Cotidianidades... 133

Cotidianidades…
Tenía tres años de edad cuando nos pasamos a vivir a la que sería mi casa por más de tres décadas. Ahí los niños contábamos con pequeñas zonas boscosas en las cuáles solíamos perdernos para vivir aventuras que nos habrían envidiado vaqueros, arqueólogos y exploradores.
         Pegado a una zona de árboles de mango, vivía un anciano amable aunque de poca memoria, que a veces pretendía preocuparse por nosotros y nos observaba jugar, atento a cualquier incidente.
Una tarde nos salió con la ocurrencia de que entre tanta hoja tirada podría haber bichos venenosos que, amén de terminar con nuestros juegos, le dieran fin a nuestra existencia, y en el afán de evitar tales riesgos —nos explicó con gesto solemne—, debíamos levantar esa basura.
No habíamos terminado de digerir su perorata, cuando ya nos había armado con sendas escobas y nos repartió por zonas para juntar los montones de hojas a los que luego él les prendería fuego (en aquella época intuíamos que no era correcto, pero no teníamos tanta información respecto al daño ecológico que esa práctica producía).
Uno de nosotros, el de mayor de edad si no mal recuerdo, protestó de que nos estuviera usando para limpiar su patio.
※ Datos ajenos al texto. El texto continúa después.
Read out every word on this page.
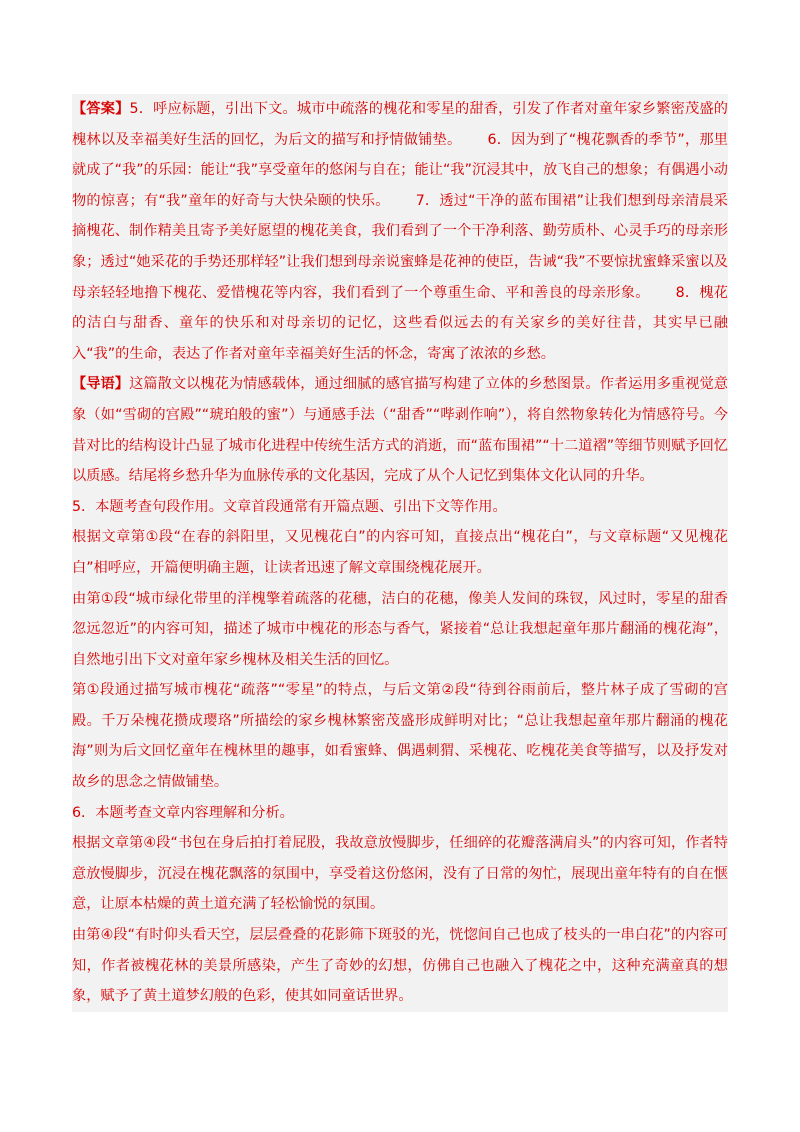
【答案】5．呼应标题，引出下文。城市中疏落的槐花和零星的甜香，引发了作者对童年家乡繁密茂盛的槐林以及幸福美好生活的回忆，为后文的描写和抒情做铺垫。 6．因为到了“槐花飘香的季节”，那里就成了“我”的乐园：能让“我”享受童年的悠闲与自在；能让“我”沉浸其中，放飞自己的想象；有偶遇小动物的惊喜；有“我”童年的好奇与大快朵颐的快乐。 7．透过“干净的蓝布围裙”让我们想到母亲清晨采摘槐花、制作精美且寄予美好愿望的槐花美食，我们看到了一个干净利落、勤劳质朴、心灵手巧的母亲形象；透过“她采花的手势还那样轻”让我们想到母亲说蜜蜂是花神的使臣，告诫“我”不要惊扰蜜蜂采蜜以及母亲轻轻地撸下槐花、爱惜槐花等内容，我们看到了一个尊重生命、平和善良的母亲形象。 8．槐花的洁白与甜香、童年的快乐和对母亲切的记忆，这些看似远去的有关家乡的美好往昔，其实早已融入“我”的生命，表达了作者对童年幸福美好生活的怀念，寄寓了浓浓的乡愁。

【导语】这篇散文以槐花为情感载体，通过细腻的感官描写构建了立体的乡愁图景。作者运用多重视觉意象（如“雪砌的宫殿”“琥珀般的蜜”）与通感手法（“甜香”“哔剥作响”），将自然物象转化为情感符号。今昔对比的结构设计凸显了城市化进程中传统生活方式的消逝，而“蓝布围裙”“十二道褶”等细节则赋予回忆以质感。结尾将乡愁升华为血脉传承的文化基因，完成了从个人记忆到集体文化认同的升华。

5．本题考查句段作用。文章首段通常有开篇点题、引出下文等作用。

根据文章第①段“在春的斜阳里，又见槐花白”的内容可知，直接点出“槐花白”，与文章标题“又见槐花白”相呼应，开篇便明确主题，让读者迅速了解文章围绕槐花展开。

由第①段“城市绿化带里的洋槐擎着疏落的花穗，洁白的花穗，像美人发间的珠钗，风过时，零星的甜香忽远忽近”的内容可知，描述了城市中槐花的形态与香气，紧接着“总让我想起童年那片翻涌的槐花海”，自然地引出下文对童年家乡槐林及相关生活的回忆。

第①段通过描写城市槐花“疏落”“零星”的特点，与后文第②段“待到谷雨前后，整片林子成了雪砌的宫殿。千万朵槐花攒成璎珞”所描绘的家乡槐林繁密茂盛形成鲜明对比；“总让我想起童年那片翻涌的槐花海”则为后文回忆童年在槐林里的趣事，如看蜜蜂、偶遇刺猬、采槐花、吃槐花美食等描写，以及抒发对故乡的思念之情做铺垫。

6．本题考查文章内容理解和分析。

根据文章第④段“书包在身后拍打着屁股，我故意放慢脚步，任细碎的花瓣落满肩头”的内容可知，作者特意放慢脚步，沉浸在槐花飘落的氛围中，享受着这份悠闲，没有了日常的匆忙，展现出童年特有的自在惬意，让原本枯燥的黄土道充满了轻松愉悦的氛围。

由第④段“有时仰头看天空，层层叠叠的花影筛下斑驳的光，恍惚间自己也成了枝头的一串白花”的内容可知，作者被槐花林的美景所感染，产生了奇妙的幻想，仿佛自己也融入了槐花之中，这种充满童真的想象，赋予了黄土道梦幻般的色彩，使其如同童话世界。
El señor, ofendido, dijo que de ninguna manera, y se ofreció a pagarnos cinco pesos por cada montón que armáramos, gracias a lo cual pronto su deuda con nosotros ascendió a cien pesos.
Mi padre llegó por mi hermano y por mí, se rió de la manera en que nos tomaron el pelo y nos sugirió que olvidáramos los veinte pesos que creíamos habernos ganado.
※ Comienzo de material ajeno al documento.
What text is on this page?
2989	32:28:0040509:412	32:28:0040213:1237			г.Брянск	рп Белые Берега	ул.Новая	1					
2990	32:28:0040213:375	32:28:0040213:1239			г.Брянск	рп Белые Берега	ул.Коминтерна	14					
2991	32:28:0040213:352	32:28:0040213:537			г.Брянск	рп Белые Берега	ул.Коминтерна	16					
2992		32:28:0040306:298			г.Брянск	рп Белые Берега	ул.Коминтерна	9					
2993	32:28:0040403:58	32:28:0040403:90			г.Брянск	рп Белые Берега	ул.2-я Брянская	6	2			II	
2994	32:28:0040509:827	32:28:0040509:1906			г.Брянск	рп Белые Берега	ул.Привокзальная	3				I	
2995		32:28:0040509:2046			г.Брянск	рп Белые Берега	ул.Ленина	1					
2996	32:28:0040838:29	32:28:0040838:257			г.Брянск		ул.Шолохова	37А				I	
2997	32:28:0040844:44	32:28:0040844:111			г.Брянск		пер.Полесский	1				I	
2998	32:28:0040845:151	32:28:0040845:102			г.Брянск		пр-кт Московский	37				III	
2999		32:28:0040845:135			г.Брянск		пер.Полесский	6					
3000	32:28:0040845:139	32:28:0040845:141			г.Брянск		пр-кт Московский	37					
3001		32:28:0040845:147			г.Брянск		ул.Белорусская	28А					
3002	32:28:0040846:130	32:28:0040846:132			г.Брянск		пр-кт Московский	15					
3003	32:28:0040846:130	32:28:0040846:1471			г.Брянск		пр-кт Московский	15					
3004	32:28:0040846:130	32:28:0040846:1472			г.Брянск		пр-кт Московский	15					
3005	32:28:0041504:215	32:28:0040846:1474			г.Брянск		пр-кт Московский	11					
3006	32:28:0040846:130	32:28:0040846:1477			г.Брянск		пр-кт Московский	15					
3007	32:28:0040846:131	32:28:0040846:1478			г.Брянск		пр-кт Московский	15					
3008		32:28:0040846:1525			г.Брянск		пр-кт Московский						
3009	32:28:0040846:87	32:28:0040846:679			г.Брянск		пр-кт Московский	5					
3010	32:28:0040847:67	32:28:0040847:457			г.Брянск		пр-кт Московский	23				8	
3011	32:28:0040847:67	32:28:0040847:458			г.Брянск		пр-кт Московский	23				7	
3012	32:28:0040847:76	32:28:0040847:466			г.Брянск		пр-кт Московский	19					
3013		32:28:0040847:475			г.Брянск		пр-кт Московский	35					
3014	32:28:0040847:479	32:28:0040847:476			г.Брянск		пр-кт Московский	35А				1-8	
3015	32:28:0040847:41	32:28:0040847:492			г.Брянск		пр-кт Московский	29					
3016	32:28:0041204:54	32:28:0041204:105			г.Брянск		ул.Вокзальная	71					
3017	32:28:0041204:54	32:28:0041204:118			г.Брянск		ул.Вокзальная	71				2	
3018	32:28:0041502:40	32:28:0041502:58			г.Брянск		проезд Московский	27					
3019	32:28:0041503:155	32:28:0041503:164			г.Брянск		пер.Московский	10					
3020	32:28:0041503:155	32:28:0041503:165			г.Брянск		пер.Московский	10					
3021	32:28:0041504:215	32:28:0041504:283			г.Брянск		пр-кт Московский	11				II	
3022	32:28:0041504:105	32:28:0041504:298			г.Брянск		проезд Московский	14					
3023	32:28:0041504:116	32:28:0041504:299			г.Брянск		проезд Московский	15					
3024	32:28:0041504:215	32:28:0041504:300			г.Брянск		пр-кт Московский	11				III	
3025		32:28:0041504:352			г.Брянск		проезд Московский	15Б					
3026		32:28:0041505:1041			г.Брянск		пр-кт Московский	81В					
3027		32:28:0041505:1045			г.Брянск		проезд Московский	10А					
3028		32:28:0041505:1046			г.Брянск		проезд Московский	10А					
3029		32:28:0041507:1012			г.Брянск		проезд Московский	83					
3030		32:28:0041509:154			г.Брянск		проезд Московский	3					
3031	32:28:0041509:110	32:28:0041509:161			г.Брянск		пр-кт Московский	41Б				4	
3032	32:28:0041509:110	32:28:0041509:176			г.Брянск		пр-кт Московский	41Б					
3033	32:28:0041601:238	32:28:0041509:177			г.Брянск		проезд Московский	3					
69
No obstante, al día siguiente fuimos a cobrar. El señor no sólo se había olvidado de ella, sino que además parecía no reconocernos y enfadado nos pidió que nos alejáramos.
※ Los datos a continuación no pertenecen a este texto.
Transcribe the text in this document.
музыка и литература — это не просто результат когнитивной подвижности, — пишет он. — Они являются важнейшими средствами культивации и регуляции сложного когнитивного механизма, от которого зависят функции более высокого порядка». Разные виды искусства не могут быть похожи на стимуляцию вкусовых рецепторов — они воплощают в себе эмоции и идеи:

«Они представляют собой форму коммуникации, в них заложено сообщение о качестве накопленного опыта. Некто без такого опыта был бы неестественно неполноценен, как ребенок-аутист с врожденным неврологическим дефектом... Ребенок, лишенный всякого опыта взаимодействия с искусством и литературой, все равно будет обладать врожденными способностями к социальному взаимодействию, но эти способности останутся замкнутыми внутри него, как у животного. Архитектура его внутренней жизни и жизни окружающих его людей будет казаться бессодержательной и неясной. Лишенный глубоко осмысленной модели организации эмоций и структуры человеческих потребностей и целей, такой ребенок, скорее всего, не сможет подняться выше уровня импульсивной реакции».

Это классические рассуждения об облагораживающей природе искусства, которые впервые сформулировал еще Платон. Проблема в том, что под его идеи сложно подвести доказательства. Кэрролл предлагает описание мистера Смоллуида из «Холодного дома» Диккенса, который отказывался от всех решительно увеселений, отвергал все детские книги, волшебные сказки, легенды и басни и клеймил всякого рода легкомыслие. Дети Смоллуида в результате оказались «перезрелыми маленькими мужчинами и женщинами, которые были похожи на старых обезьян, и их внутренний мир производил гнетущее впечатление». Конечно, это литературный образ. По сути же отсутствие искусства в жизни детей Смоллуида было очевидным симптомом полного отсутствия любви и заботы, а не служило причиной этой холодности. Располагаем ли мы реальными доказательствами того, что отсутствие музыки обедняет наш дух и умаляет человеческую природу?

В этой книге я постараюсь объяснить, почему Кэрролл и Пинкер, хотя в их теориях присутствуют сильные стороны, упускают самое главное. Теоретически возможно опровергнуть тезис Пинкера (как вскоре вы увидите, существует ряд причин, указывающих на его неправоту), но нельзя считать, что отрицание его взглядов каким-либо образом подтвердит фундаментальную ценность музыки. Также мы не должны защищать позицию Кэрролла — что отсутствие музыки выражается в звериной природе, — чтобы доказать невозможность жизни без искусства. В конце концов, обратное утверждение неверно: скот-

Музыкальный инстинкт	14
Juré que no volvería a pasarme algo igual y que cada vez que hiciera un acuerdo, sería regido por el adagio de “dando dando, pajarito volando”.
Sin embargo, con el tiempo comprendí que muchos acuerdos se hacen de buena fe, y en no pocas ocasiones son los otros quienes han debido confiar en mí, entregándome algún dinero a cambio de un servicio o bien que debí presentar posteriormente.
Es cierto, se puede firmar acuerdos y contratos, pero en un país donde reina la impunidad y rara vez se persigue y menos se castiga el delito, sigue siendo la buena fe y la honorabilidad las que permiten que los compromisos se cumplan. No dudo que muchos vivan con una desconfianza de grado superlativo, pero al mismo tiempo hay quienes tanto creen en los demás, que realizan compras por internet, es decir, sin siquiera ver el rostro del vendedor.
Comprar y vender a la palabra es una práctica tan común, que incluso varias dependencias en Chiapas comenzaron a utilizarla: realizaban un compromiso verbal con los proveedores, quienes debían realizar el servicio, la obra o entregar mercancía, a cambio de la promesa —olvídese del pago y los reglamentos de adquisiciones— un contrato que se firmaría posteriormente. Es decir, el Estado comenzó a negociar violando sus propias reglas y los proveedores —independientemente de las razones— aceptaron entrar a ese juego.
Lo interesante es que el acuerdo funcionó bastante bien una temporada. Tanto, que incluso los vergonzosos e ilegales diezmos y mordidas quedaban asegurados por ese convenio a la palabra, que luego se traduciría —en algunas ocasiones, no en todas— en facturas con precios inflados. Y ni quien se quejara, sobre todo porque las instituciones en revisar tales acuerdos, estaba ocupados en... ¿hacerse de la vista gorda?
De cualquier forma se rompieron los acuerdos verbales cuando de pronto a distintos funcionarios del Estado les ocurrió lo que al viejito de mi colonia, que decidieron desconocer a sus proveedores, principalmente bajo el argumento de que no hay contratos firmados, aunque en realidad acuciados por la conciencia de que no cuentan con recursos para pagar las deudas —disculpe usted las molestias, han de pensar, pero debe comprender que se gastó mucho dinero en la compra de votos de las elecciones pasadas y así no hay presupuesto que alcance.
El Estado a través de sus prácticas cotidianas ha promovido que se juegue fuera de la legalidad y ahora, al parecer, no tiene idea —y tal vez ni siquiera le interesa— de cómo regresar al carril correcto, ese que invita a respetar las reglas y a realizar procedimientos como, por ejemplo, las licitaciones. Vamos a ver cómo resuelve este asunto. Sólo espero que no sea corriendo a cubetazos a los acreedores, porque una cosa es que no te paguen y otra que además te peguen. Ya lo veremos. Hasta la próxima.